Sze’s work is as much a study of rhetoric as an exercise in mindfulness, moving deliberately and hypnotically through a variety of organizing principles. Parts of a poem will exclusively use anaphora (15 straight lines beginning with “because”), epiphora (four straight lines ending with “against a black background”), imagist sentence fragments, questions (“What blooms as briefly as scarlet gaura in sandy soil? […] What hides in the wave of a day?”), imperatives (“say crumpled white papers ripple then burst into yellow twists of flame; / say parallel lines touch in the infinite; / say peel”).

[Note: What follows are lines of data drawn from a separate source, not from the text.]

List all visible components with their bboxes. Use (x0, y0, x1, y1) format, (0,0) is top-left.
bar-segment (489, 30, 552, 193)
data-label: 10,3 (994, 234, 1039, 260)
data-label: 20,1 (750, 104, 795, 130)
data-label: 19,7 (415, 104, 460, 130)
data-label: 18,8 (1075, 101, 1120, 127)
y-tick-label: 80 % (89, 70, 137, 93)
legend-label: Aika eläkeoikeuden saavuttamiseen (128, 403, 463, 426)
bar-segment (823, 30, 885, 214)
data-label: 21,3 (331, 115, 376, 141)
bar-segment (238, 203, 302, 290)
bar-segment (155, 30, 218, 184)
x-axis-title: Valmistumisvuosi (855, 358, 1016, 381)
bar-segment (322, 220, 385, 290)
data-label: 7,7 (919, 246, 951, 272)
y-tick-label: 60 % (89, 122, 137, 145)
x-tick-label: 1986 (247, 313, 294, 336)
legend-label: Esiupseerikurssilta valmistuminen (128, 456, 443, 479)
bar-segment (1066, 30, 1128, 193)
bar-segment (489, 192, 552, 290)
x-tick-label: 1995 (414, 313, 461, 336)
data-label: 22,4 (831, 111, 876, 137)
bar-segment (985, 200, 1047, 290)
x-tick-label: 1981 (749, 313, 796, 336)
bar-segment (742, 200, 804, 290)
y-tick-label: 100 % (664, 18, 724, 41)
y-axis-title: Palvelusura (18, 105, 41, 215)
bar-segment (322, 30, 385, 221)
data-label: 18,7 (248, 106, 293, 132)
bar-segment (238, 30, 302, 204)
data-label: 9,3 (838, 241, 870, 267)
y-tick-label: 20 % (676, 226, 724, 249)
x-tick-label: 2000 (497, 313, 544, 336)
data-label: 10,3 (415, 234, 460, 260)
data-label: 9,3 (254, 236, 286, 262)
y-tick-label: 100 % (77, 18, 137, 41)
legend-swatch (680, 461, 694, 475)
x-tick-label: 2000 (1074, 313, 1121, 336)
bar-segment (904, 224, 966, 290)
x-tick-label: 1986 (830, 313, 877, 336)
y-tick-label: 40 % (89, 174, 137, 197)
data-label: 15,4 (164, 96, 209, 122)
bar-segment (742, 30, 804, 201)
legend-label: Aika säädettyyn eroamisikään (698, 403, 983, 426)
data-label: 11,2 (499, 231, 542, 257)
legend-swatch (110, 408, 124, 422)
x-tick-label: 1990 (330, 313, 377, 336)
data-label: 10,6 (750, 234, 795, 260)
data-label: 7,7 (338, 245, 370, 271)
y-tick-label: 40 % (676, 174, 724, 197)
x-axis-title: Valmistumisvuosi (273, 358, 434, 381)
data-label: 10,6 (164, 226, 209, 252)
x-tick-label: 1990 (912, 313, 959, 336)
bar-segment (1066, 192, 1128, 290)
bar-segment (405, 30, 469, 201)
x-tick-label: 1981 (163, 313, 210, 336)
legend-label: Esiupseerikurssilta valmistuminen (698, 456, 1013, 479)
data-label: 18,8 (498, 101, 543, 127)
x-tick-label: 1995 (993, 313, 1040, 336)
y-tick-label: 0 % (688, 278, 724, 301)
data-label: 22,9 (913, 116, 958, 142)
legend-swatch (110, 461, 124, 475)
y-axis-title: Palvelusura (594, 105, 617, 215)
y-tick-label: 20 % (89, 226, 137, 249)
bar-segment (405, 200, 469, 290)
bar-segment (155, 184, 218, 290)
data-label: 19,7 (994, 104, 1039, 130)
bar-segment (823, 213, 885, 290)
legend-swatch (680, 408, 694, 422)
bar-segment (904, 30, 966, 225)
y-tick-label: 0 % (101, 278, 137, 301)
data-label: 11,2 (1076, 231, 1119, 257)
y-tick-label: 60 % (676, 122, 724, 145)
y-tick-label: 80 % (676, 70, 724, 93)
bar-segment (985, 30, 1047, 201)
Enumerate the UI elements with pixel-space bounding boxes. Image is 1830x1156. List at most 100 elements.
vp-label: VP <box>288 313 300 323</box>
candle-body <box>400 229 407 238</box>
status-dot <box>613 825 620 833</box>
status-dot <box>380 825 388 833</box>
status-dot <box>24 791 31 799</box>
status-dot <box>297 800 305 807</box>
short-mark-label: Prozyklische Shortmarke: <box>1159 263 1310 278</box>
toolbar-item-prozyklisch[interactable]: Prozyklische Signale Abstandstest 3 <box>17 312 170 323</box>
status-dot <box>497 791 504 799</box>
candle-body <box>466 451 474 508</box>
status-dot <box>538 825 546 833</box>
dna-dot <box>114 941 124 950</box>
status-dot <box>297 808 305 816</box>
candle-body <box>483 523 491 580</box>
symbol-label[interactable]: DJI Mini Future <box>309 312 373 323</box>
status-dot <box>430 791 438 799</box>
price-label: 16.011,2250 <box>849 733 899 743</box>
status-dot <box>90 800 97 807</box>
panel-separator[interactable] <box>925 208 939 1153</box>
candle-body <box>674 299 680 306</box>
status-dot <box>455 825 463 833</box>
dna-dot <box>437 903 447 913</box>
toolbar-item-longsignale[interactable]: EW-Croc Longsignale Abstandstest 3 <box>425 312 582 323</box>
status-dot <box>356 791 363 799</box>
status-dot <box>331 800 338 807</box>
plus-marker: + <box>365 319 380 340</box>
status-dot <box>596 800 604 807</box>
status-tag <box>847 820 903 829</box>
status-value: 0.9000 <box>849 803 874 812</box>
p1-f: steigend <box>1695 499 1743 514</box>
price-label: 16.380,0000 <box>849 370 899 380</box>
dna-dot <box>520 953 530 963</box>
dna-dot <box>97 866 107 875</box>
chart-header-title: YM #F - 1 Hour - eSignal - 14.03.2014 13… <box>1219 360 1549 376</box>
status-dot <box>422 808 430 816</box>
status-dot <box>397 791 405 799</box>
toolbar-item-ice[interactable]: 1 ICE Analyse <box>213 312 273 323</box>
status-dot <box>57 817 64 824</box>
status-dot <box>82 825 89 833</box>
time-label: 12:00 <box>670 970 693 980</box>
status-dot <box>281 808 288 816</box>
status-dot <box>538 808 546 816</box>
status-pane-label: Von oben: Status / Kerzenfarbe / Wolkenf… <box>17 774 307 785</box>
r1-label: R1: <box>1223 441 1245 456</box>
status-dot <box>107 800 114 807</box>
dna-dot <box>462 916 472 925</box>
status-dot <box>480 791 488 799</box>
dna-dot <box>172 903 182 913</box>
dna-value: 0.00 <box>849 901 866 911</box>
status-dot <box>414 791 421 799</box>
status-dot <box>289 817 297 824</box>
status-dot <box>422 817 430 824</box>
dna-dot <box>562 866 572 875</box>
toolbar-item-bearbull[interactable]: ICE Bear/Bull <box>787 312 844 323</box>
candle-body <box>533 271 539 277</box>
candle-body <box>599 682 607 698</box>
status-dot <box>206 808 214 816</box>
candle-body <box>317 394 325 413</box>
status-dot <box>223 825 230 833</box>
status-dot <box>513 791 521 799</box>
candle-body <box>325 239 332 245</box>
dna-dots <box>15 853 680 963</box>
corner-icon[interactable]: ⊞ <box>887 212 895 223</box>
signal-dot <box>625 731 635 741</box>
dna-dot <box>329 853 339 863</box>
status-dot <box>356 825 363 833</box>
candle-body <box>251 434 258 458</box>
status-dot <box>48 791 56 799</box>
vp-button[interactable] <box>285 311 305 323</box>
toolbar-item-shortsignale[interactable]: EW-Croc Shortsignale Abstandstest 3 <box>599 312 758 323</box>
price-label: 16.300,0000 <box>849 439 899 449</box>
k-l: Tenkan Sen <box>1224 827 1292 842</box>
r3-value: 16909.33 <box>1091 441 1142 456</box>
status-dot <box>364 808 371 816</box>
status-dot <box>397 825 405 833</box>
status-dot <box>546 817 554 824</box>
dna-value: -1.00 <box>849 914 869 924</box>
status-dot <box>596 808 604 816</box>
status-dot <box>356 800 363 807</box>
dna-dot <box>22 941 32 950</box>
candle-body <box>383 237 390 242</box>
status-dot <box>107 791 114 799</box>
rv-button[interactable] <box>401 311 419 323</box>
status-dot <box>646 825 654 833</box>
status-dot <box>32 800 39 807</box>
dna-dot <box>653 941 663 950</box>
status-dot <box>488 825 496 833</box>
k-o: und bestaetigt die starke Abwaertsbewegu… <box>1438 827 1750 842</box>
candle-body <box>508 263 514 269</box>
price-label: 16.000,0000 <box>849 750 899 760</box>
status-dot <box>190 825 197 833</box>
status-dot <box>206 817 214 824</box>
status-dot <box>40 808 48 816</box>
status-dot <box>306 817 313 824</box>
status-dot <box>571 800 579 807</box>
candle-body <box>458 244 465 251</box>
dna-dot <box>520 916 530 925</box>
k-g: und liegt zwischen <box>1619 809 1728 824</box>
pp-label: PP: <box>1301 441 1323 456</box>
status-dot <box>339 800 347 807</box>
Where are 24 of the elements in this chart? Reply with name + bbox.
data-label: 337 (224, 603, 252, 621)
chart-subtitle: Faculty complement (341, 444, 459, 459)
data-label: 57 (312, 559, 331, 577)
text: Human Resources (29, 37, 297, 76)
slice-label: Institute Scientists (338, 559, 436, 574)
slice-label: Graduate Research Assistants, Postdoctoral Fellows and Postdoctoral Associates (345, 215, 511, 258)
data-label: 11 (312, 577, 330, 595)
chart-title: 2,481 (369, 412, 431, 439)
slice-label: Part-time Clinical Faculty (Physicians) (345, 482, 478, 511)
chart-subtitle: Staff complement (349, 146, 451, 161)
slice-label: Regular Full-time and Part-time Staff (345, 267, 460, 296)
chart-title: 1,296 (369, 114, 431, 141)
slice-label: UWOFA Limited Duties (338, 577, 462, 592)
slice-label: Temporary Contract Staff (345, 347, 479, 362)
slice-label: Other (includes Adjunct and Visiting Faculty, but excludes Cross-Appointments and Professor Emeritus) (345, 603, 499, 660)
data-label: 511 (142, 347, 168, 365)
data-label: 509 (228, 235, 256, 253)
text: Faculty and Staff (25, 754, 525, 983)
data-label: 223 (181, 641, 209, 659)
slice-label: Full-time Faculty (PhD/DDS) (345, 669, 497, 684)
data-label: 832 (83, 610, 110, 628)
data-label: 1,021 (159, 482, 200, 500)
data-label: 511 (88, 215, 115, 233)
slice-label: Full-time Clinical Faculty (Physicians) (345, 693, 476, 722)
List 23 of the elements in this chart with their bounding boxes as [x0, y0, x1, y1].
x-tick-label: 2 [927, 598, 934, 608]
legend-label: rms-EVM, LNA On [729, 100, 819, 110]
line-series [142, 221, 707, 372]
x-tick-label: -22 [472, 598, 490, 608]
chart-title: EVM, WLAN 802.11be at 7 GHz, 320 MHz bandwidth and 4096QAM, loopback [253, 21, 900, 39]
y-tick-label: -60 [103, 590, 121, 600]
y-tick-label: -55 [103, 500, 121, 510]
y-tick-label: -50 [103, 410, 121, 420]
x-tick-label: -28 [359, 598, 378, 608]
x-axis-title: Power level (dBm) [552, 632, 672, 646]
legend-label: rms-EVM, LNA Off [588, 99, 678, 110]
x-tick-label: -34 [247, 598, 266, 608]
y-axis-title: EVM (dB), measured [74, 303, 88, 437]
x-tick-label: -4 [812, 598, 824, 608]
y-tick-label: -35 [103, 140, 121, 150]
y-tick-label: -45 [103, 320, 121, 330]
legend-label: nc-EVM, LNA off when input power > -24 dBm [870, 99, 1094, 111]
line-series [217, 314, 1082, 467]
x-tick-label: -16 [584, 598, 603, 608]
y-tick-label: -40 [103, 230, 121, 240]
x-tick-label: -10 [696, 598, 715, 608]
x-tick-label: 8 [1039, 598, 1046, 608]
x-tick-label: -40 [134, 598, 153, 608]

And then this curiosity: 42 of the 58 poems/sections are either 18 or 20 lines long.

He’ll make abstract nouns concrete, turn nouns and adjectives into verbs, pronouncing “loss salamanders the body, lagoons the mind”, noting how “red numbers on the clock incarnadine the time”, asking “How incandescent is a grief? […] Where is a passion that orchids the body?” When we reach the erotic chant in “Didyma” — “You yearn for the ocean spray to quicken your eyes, / yearn for the woman you love to sway and rock. / When she sways and rocks, you sway and rock. / When you sway and rock, she sways and rocks” — it is as if all speech becomes action, all thought becomes thing.

A brick-by-brick visionary, modestly accumulating minute details that make up an overpowering unity, Sze has that rare Blakean range from the infinite to the particular: “As spokes to a hub, the very far converges / to the very near.” There are narratives within the poems — a mother’s death, a child’s birth — but I’m glad to be immersed in a kind of reading that is more empirical than expository. Sze is ultimately concerned with the most primary of all relationships: that between the mind and the world. We would do well, on both fronts, if more of us read this most disciplined, innovative, and wakeful poet.